En Tlaxcala, el año 2025 arrancó con un panorama político y social que refleja los retos de un estado atrapado entre las deudas del pasado y las ambiciones del futuro, todo esto con un aderezo rumbo al 2027.
Tres noticias recientes dibujan con claridad este escenario: la millonaria resolución del Tribunal Electoral que obliga al Ayuntamiento de Totolac a pagar cerca de 2 millones de pesos a exfuncionarios, el inicio de la construcción del Viaducto Santa Ana como un símbolo de desarrollo, y las alarmantes cifras del INEGI que reportan más de 2,500 conflictos laborales en 2024.
Estas historias, aunque distintas, convergen en un punto: la capacidad (o incapacidad) de las autoridades para gestionar recursos, resolver conflictos y cumplir promesas en un contexto de alta exigencia ciudadana.
Empecemos por Totolac, donde el alcalde Benjamín Atonal Conde enfrenta una herencia envenenada. La resolución del Tribunal Electoral, que obliga al municipio a desembolsar 2 millones de pesos por compromisos incumplidos de la administración anterior, es un recordatorio de cómo las decisiones políticas mal tomadas trascienden el tiempo y castigan a los gobiernos entrantes.
Atonal, con un discurso que busca tranquilizar a la población, insiste en que las finanzas municipales son sanas y que la obra pública, como el nuevo panteón con crematorio, no se detendrá.
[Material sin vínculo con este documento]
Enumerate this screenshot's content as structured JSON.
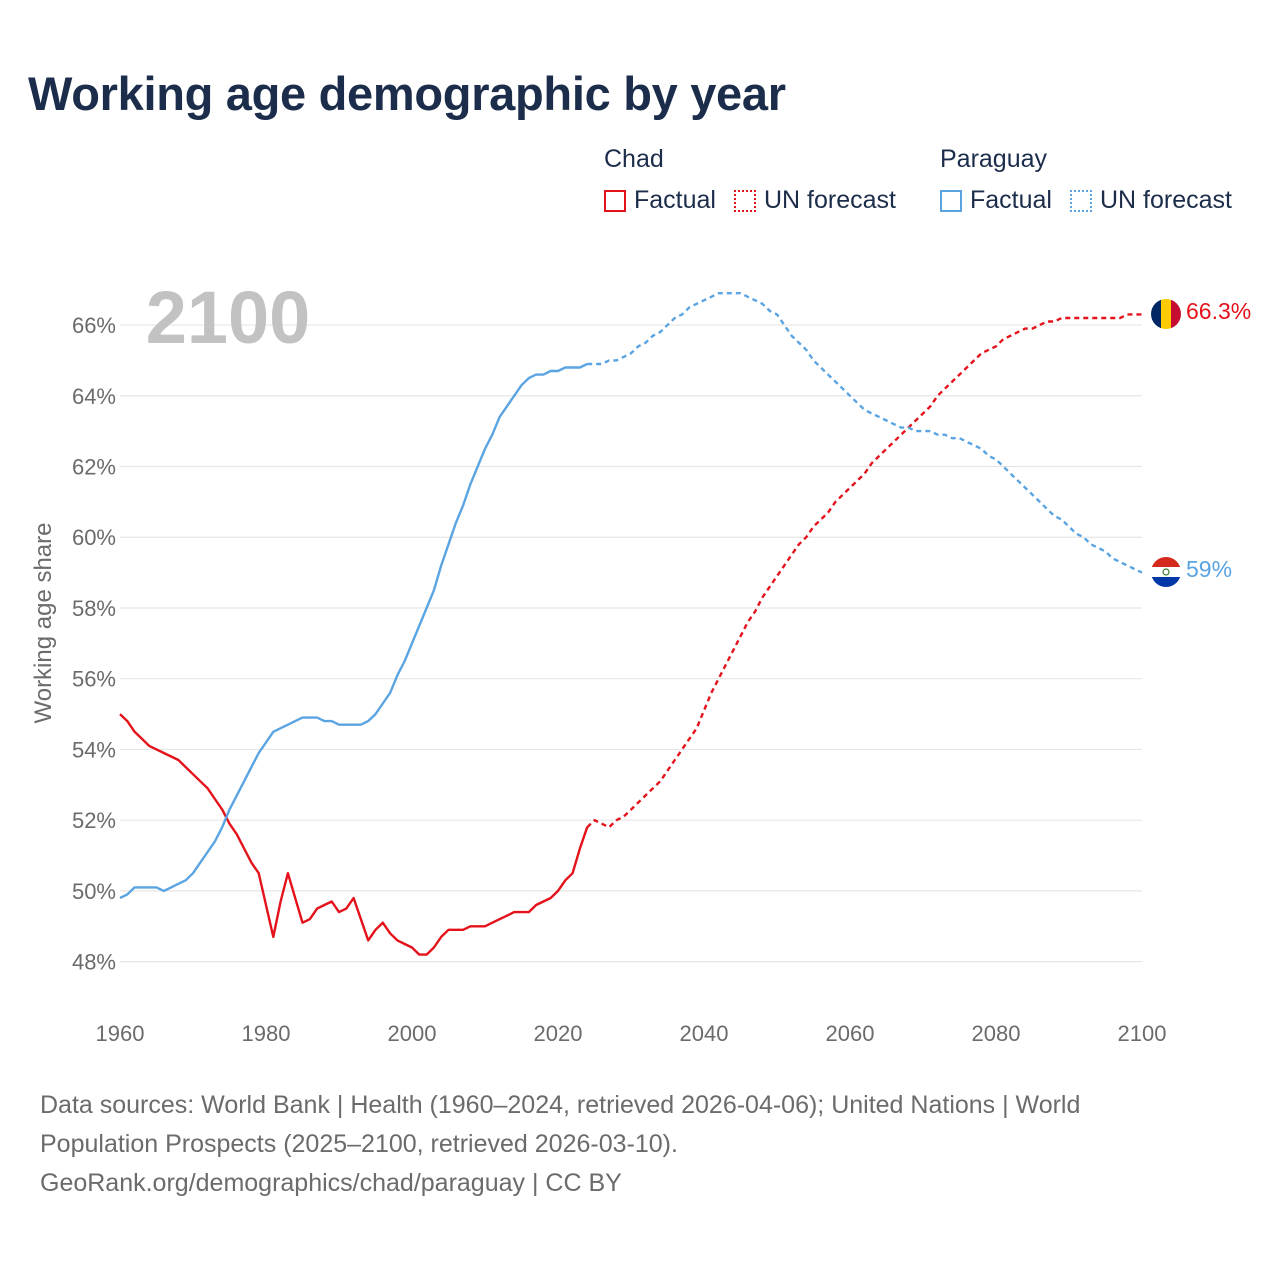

Sin embargo, su mención a los 30 millones de pesos en laudos laborales heredados enciende las alarmas contrasta con su tranquilidad. ¿Cómo priorizar recursos en un municipio con tal carga financiera?
La promesa de “finanzas sanas” suena optimista, pero la ciudadanía de Totolac, que ya lidia con servicios limitados, espera más que palabras y discursos cargados de buenos deseos.
Mientras tanto, en el ámbito estatal, el anuncio del Viaducto Santa Ana, cuya construcción comenzará el 30 de junio, llega como un destello de esperanza.
Con una inversión federal de casi 875 millones de pesos, esta obra de 610 metros promete mejorar la conectividad entre Chiautempan y Tlaxcala, beneficiando a más de 70,000 personas.
El titular de la SICyT, Jesús Esteva, lo presentó ayer en la mañanera como parte de un ambicioso programa nacional de infraestructura, y no es para menos: en un estado donde la modernización vial ha sido una asignatura pendiente, el viaducto podría ser un motor de desarrollo económico.
Sin embargo, el plazo de tres años para su conclusión y la complejidad de construir sin demoler el puente existente plantean retos logísticos.
La ciudadanía, acostumbrada a promesas de campaña que se diluyen, estará atenta a que esta obra no se convierta en otro elefante blanco o que a la mitad se duplique porque se hicieron mal unas proyecciones.
Pero no todo son obras y finanzas. El informe del INEGI sobre los 2,661 conflictos laborales registrados en Tlaxcala durante 2024 pone en evidencia una herida profunda en el tejido social.
La mayoría de estos casos, relacionados con convenios prejudiciales y despidos injustificados, reflejan una precariedad laboral que no puede ignorarse.
Tlaxcala, con 35 emplazamientos a huelga, se coloca en el lugar 13 nacional, un dato que, aunque no es alarmante en comparación con entidades como el Estado de México, sí revela tensiones en el mundo del trabajo.
Las causas, que van desde incumplimientos contractuales hasta disputas por utilidades, sugieren que tanto el sector público como el privado tienen pendientes en materia de justicia laboral.
En un estado donde la industria y los servicios son pilares económicos, estos números son un llamado a fortalecer el diálogo entre trabajadores, empresarios y gobierno.
En este contexto, Tlaxcala se encuentra en una encrucijada. Por un lado, las deudas heredadas y los conflictos laborales evidencian la fragilidad de las instituciones locales, marcadas por decisiones pasadas que hoy pesan como cadenas.
Por otro, proyectos como el Viaducto Santa Ana y el discurso de “finanzas sanas” en Totolac buscan proyectar una imagen de progreso y estabilidad.
Pero la política no vive de intenciones, sino de resultados. La ciudadanía tlaxcalteca, cada vez más informada y exigente, no se conformará con promesas ni con culpar al pasado. Quiere soluciones concretas: empleos dignos, obras terminadas y gobiernos que rindan cuentas.
El desafío para los líderes de Tlaxcala, desde los alcaldes hasta la gobernadora, es claro: transformar las herencias en lecciones y las promesas en realidades.
De lo contrario el 2025 no será recordado por viaductos, trenes, jagueyes, ni panteones, sino por la frustración de un pueblo que merece y exige más, todos los días.